As a teaching assistant in my university for a course on environment and Information Technology, I spent a good part of the past week commenting on my students’ research papers. One subset of those papers argued that we can reduce our environmental impact if we reduce paper use and instead do all our business with e-books, on computers, harnessing the power of the Cloud — essentially replace each part of the book production, access, consumption and storage cycle with a digital/electronically enabled counterpart.
On its face, the argument is pretty standard and well-meaning, right? After all, ever since we started school, we have constantly been told how paper comes from trees and wasting paper means increased deforestation.
Further, we are encouraged to recycle, use both sides of a sheet, use linen towels instead of paper napkins and so on. But, if you think about it, were we ever, as school children, made to engage with the actual production of a book?
The book is indeed a physical artefact but is it only manufactured manually? No, it’s not. Just like our own post-digital selves, the book is a cyborg artefact, much informed, affected and produced out of the encounter of what we think of as material (both paper and production conditions of those who make it) as well as what we typically associate with digital (born out of wires, dependent on interfaces, intangible software, bought without paper currency).

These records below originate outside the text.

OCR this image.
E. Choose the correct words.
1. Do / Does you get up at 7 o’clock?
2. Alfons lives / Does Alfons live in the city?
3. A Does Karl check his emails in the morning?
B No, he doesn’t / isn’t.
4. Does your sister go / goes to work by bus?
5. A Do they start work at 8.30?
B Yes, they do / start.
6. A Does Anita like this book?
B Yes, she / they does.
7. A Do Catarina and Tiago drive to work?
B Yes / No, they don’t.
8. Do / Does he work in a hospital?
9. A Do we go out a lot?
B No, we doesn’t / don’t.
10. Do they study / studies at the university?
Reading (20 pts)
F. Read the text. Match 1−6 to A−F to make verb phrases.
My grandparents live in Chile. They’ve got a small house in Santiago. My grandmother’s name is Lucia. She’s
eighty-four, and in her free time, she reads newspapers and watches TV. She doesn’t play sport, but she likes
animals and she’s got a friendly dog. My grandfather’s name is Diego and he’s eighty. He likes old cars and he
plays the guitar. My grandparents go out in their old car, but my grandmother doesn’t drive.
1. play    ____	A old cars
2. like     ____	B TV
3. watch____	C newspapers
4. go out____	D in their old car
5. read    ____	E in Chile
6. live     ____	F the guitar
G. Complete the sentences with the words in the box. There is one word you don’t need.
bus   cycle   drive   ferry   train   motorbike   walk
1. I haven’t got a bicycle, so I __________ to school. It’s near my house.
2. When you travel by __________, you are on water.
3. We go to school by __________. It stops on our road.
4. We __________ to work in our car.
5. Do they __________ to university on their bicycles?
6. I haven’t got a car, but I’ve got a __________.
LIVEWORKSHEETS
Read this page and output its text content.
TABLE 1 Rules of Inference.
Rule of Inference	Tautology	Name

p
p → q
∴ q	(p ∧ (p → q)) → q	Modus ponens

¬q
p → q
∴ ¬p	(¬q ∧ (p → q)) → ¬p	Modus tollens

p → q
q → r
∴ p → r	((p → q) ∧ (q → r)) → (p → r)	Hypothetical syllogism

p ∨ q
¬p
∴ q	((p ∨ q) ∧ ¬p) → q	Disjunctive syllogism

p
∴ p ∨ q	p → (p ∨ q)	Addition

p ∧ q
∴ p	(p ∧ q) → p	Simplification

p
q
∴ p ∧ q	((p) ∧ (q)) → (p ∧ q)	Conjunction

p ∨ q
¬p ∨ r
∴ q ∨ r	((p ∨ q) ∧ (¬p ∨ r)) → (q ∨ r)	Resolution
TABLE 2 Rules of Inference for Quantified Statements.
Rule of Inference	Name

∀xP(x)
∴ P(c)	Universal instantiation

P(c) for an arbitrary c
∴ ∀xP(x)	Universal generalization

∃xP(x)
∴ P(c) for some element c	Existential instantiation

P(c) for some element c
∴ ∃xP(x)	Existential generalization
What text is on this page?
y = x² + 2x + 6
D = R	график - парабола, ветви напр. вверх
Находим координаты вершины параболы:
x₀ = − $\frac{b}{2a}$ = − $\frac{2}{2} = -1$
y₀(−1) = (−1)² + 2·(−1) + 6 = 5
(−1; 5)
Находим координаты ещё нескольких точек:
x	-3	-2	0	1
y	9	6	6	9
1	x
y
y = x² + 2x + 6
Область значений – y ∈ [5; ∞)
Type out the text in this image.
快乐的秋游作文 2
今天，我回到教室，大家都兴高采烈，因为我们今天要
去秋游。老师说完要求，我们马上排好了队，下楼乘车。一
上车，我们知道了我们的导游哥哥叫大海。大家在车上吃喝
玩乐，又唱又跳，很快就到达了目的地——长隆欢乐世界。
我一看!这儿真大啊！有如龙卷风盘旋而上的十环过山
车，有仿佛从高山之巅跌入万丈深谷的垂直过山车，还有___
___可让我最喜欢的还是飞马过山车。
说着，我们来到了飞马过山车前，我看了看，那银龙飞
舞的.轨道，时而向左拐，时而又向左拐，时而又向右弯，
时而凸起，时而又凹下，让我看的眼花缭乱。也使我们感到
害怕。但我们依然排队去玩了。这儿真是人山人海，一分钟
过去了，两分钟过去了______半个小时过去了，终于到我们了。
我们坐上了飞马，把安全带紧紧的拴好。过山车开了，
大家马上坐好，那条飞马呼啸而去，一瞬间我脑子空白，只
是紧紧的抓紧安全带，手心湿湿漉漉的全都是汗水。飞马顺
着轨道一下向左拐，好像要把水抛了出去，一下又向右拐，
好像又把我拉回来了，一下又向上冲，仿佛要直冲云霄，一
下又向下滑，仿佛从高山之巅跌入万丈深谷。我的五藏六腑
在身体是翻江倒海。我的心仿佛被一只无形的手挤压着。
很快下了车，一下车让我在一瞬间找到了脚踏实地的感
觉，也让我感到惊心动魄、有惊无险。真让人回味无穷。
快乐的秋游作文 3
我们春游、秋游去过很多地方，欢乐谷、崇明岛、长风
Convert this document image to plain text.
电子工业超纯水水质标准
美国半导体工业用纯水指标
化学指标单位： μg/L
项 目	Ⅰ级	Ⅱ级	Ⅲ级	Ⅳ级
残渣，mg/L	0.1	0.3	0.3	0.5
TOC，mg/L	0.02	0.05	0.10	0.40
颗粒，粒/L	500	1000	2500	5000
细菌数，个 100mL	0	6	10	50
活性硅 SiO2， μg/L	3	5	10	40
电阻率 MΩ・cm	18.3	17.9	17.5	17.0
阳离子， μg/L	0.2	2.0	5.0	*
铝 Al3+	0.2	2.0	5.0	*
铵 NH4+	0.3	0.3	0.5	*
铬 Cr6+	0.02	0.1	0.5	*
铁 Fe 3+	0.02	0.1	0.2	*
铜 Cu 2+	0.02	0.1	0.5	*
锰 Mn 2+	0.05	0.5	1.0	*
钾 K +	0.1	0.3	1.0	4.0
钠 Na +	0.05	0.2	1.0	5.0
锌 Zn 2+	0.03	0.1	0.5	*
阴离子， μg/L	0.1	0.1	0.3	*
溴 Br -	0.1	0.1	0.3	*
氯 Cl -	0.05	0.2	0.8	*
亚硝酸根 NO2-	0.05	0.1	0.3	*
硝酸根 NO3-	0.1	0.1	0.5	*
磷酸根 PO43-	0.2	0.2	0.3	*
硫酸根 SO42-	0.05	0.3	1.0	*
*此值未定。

Coming back to whether replacing paper textbooks with e-books will be good for the environment, whether uploading using cloud-based solutions can reduce overall environmental impact or how sustainable it is to mine Bitcoins individually or collectively – these are contextual questions and the responses are highly dependent on who is asking them (a consumer, researcher, entrepreneur, environmental activist). However, let us take a moment to examine the imaginaries underpinning the digital technologies we use on a daily basis.
It is relatively easy to perceive how using physical copies of books contribute to global warming because we can feel, touch and smell the paper, perhaps even find the publisher’s address, locate the press where it was made – in short take cognizance of its materiality. However, because digital technologies don’t always hum, emit smoke or require tactile actions like turning a page, prying a lever and are increasingly becoming interfaces that we don’t even need to touch – it is harder to remember that we actually experience them through solid materials, often built upon even older infrastructure (pipes, telegraph and telephone networks).
For instance, many researchers have highlighted the politics of ‘rare earth minerals’ – a group of 17 minerals found in very small amounts in nature, but crucial to building things like a colour TV, earphones, phones and electric cars. These minerals are not always processed where they are found, often shipped to and damaging ecologies where cheaper labour is available. Similarly, owing to the need for consistent energy supply, data centers that store your digital memories, let you binge on Netflix and enable every single Snapchat you share heavily rely on coal-powered electricity. However, when we say data centres, in public imagination, we only think of clean white walls, silent rooms and wired metal cases.
The distributed material nature of our technology production and consumption is not only something that we don’t consider closely but it is also something that affects us silently. For instance, as a report highlights, China’s own increased carbon emissions are directly linked to global demand for cheap technology consumption. The same emissions are also reported to travel across the Pacific Ocean affecting air quality in the United States, constantly reminding us that we need to pay closer attention to the inherently material nature of our technology consumption.
Attention to material use is not only an environmental concern. Imaginations of digital technologies also evoke visions of speed, friction-less transactions and in turn the ability to scale an activity easily. But, anyone who uses magical apps to get through daily life knows that digital technologies regularly fail us in the form of bugs, battery life, power outages, accessibility limitations and so on, again reminding us how much digital interactions depend on material infrastructures that need maintenance and repair for the digital experience to reach you.
We then need to re-examine where our digital lives really begin and where they end, in close alignment with their material processes and complex outcomes if we truly want to arrive at sustainable living solutions.